なぜ競馬界で「落馬事故」が相次ぐのか…昨年との「大きな違い」と、G1ジョッキーを襲う「悲劇の理由」
落馬事故が止まらない…!
5月8日、川崎競馬の第10レースで4頭が落馬し、3名の騎手が病院に搬送されたが、最近競馬界ではこうした事故が相次いでいる。 【写真】笑顔が消えていた…水原一平容疑者の変わりゆく表情 遡ること3月24日には、高知競馬所属で若手のホープとして期待された塚本雄大騎手が落馬事故により死去。4月10日には、JRA所属の藤岡康太騎手が落馬事故により35歳で死去するというショッキングなニュースが日本中を駆け巡った。 3月30日のドバイ・ターフでは、トップジョッキーのC.ルメールも重症を負っている。さらに4月20日の福島牝馬ステークスでは、木幡初也、吉田隼人が落馬し、競走中止に。同日の京都第4レースでは松山弘平、福島1Rでは荻野極、同2Rでは丹内祐次らも落馬した。 事故直後に「頭部の負傷」と発表された吉田隼人は、くも膜下出血の診断を受けて現在も入院中。命に別条はないが、意識障害がある状態と公表された。

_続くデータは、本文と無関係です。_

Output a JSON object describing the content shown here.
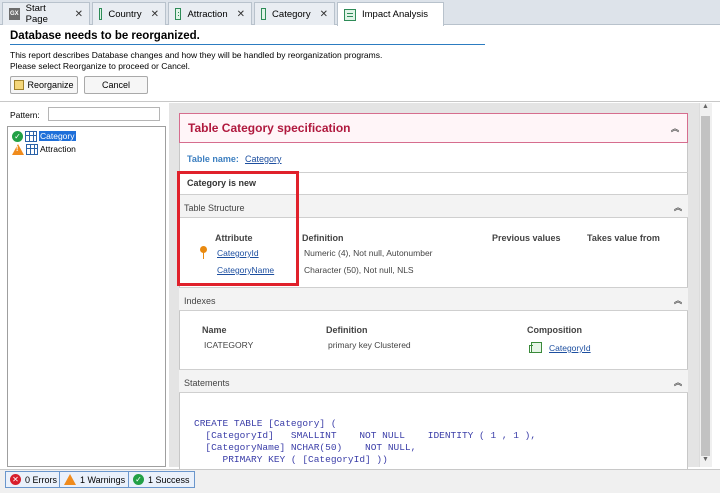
{
  "tabs": [
    {
      "label": "Start Page",
      "icon": "gx-icon"
    },
    {
      "label": "Country",
      "icon": "transaction-icon"
    },
    {
      "label": "Attraction",
      "icon": "transaction-icon"
    },
    {
      "label": "Category",
      "icon": "transaction-icon"
    },
    {
      "label": "Impact Analysis",
      "icon": "impact-analysis-icon"
    }
  ],
  "header": {
    "title": "Database needs to be reorganized.",
    "description_line1": "This report describes Database changes and how they will be handled by reorganization programs.",
    "description_line2": "Please select Reorganize to proceed or Cancel.",
    "reorganize_label": "Reorganize",
    "cancel_label": "Cancel"
  },
  "left_panel": {
    "pattern_label": "Pattern:",
    "pattern_value": "",
    "tree": [
      {
        "label": "Category",
        "status": "success",
        "selected": true
      },
      {
        "label": "Attraction",
        "status": "warning",
        "selected": false
      }
    ]
  },
  "report": {
    "title": "Table Category specification",
    "table_name_label": "Table name:",
    "table_name_value": "Category",
    "status_message": "Category is new",
    "structure": {
      "section_label": "Table Structure",
      "headers": [
        "Attribute",
        "Definition",
        "Previous values",
        "Takes value from"
      ],
      "rows": [
        {
          "attribute": "CategoryId",
          "definition": "Numeric (4), Not null, Autonumber",
          "is_key": true
        },
        {
          "attribute": "CategoryName",
          "definition": "Character (50), Not null, NLS",
          "is_key": false
        }
      ]
    },
    "indexes": {
      "section_label": "Indexes",
      "headers": [
        "Name",
        "Definition",
        "Composition"
      ],
      "rows": [
        {
          "name": "ICATEGORY",
          "definition": "primary key Clustered",
          "composition": "CategoryId"
        }
      ]
    },
    "statements": {
      "section_label": "Statements",
      "code_lines": [
        "CREATE TABLE [Category] (",
        "  [CategoryId]   SMALLINT    NOT NULL    IDENTITY ( 1 , 1 ),",
        "  [CategoryName] NCHAR(50)    NOT NULL,",
        "     PRIMARY KEY ( [CategoryId] ))"
      ]
    }
  },
  "status_bar": {
    "errors": "0 Errors",
    "warnings": "1 Warnings",
    "success": "1 Success"
  },
  "colors": {
    "accent": "#2c7cc1",
    "title_red": "#b0193e",
    "highlight_box": "#e0212b",
    "success_green": "#22a046",
    "warning_orange": "#f08b1c",
    "error_red": "#d81e2c"
  }
}
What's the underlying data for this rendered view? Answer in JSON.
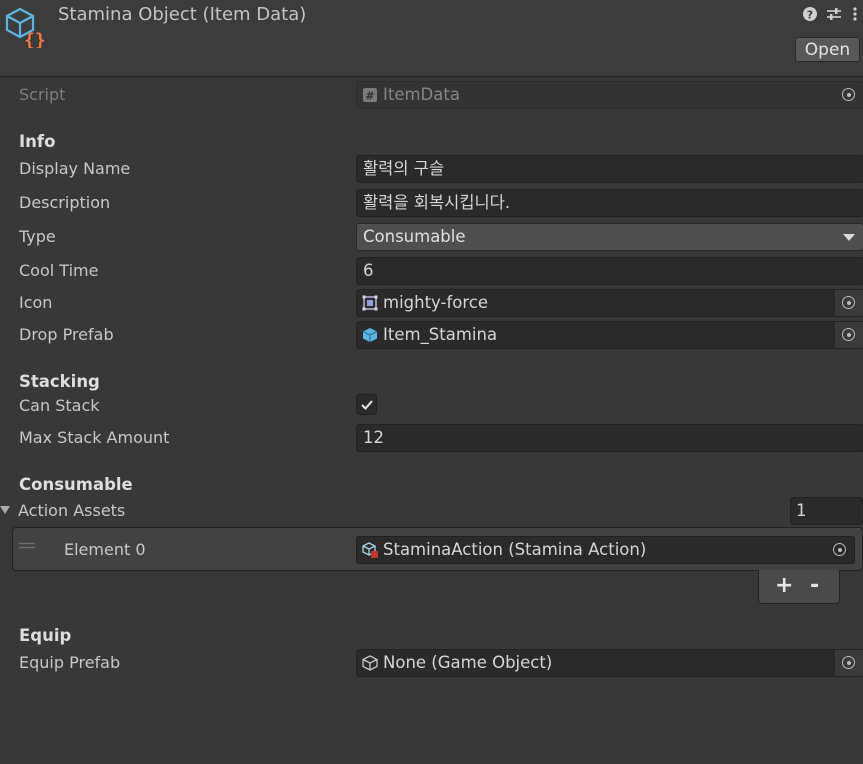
{
  "header": {
    "title": "Stamina Object (Item Data)",
    "open_label": "Open",
    "icons": [
      "scriptable-object-icon",
      "help-icon",
      "settings-sliders-icon",
      "kebab-menu-icon"
    ]
  },
  "script": {
    "label": "Script",
    "value": "ItemData"
  },
  "sections": {
    "info": "Info",
    "stacking": "Stacking",
    "consumable": "Consumable",
    "equip": "Equip"
  },
  "info": {
    "display_name_label": "Display Name",
    "display_name_value": "활력의 구슬",
    "description_label": "Description",
    "description_value": "활력을 회복시킵니다.",
    "type_label": "Type",
    "type_value": "Consumable",
    "cool_time_label": "Cool Time",
    "cool_time_value": "6",
    "icon_label": "Icon",
    "icon_value": "mighty-force",
    "drop_prefab_label": "Drop Prefab",
    "drop_prefab_value": "Item_Stamina"
  },
  "stacking": {
    "can_stack_label": "Can Stack",
    "can_stack_checked": true,
    "max_stack_label": "Max Stack Amount",
    "max_stack_value": "12"
  },
  "consumable": {
    "action_assets_label": "Action Assets",
    "count": "1",
    "elements": [
      {
        "label": "Element 0",
        "value": "StaminaAction (Stamina Action)"
      }
    ],
    "add_label": "+",
    "remove_label": "-"
  },
  "equip": {
    "equip_prefab_label": "Equip Prefab",
    "equip_prefab_value": "None (Game Object)"
  },
  "colors": {
    "background": "#383838",
    "field": "#2a2a2a",
    "asset_icon_blue": "#5ab6e8",
    "asset_icon_orange": "#ef7a3a"
  }
}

通算1185勝のうちG1を7勝、重賞35勝(地方含む)をマークする、キャリア21年目の名手である。 また、先週の5月5日に開催されたNHKマイルカップでも、ルメール、岩田康誠、モレイラが最後の直線で斜行し、大事故を引き起こしかねない危うい場面があった。 相次ぐアクシデントに、競馬ファンの間でもその原因を問う声が高まっているが、いったいなぜ、こうも競馬界では事故が続いているのか。
日本特有の「高速馬場」が問題?
そもそも落馬事故は、馬がレース中に故障したり、つまずいたりすることに起因するものが多い。 馬の脚元に負荷をかけ、故障を引き起こす原因の一端としてよく挙げられるのが、日本特有の高速馬場(※競走馬が速いタイムで入線しやすい、馬が着地したときの反発力が高い馬場状態のこと)だ。 高速馬場では、馬が地面を踏み込んだ時の反動や衝撃が大きく、スピードが出る分、脚への負担も増すとされている。 近年、レコードを更新する勝ち時計が頻発しているが、4月14日に行われた皐月賞でも、完走した17頭すべてが、後に「世界最強馬」となったイクイノックスの同レースのタイムを上回る驚愕のコースレコードを叩き出した。 だが、ここまで多くの若駒が「最強馬」以上に速く走れてしまうことには、「やはり行き過ぎた高速馬場が、結果的に馬に負担をかけているのではないか」という疑問も浮かぶ。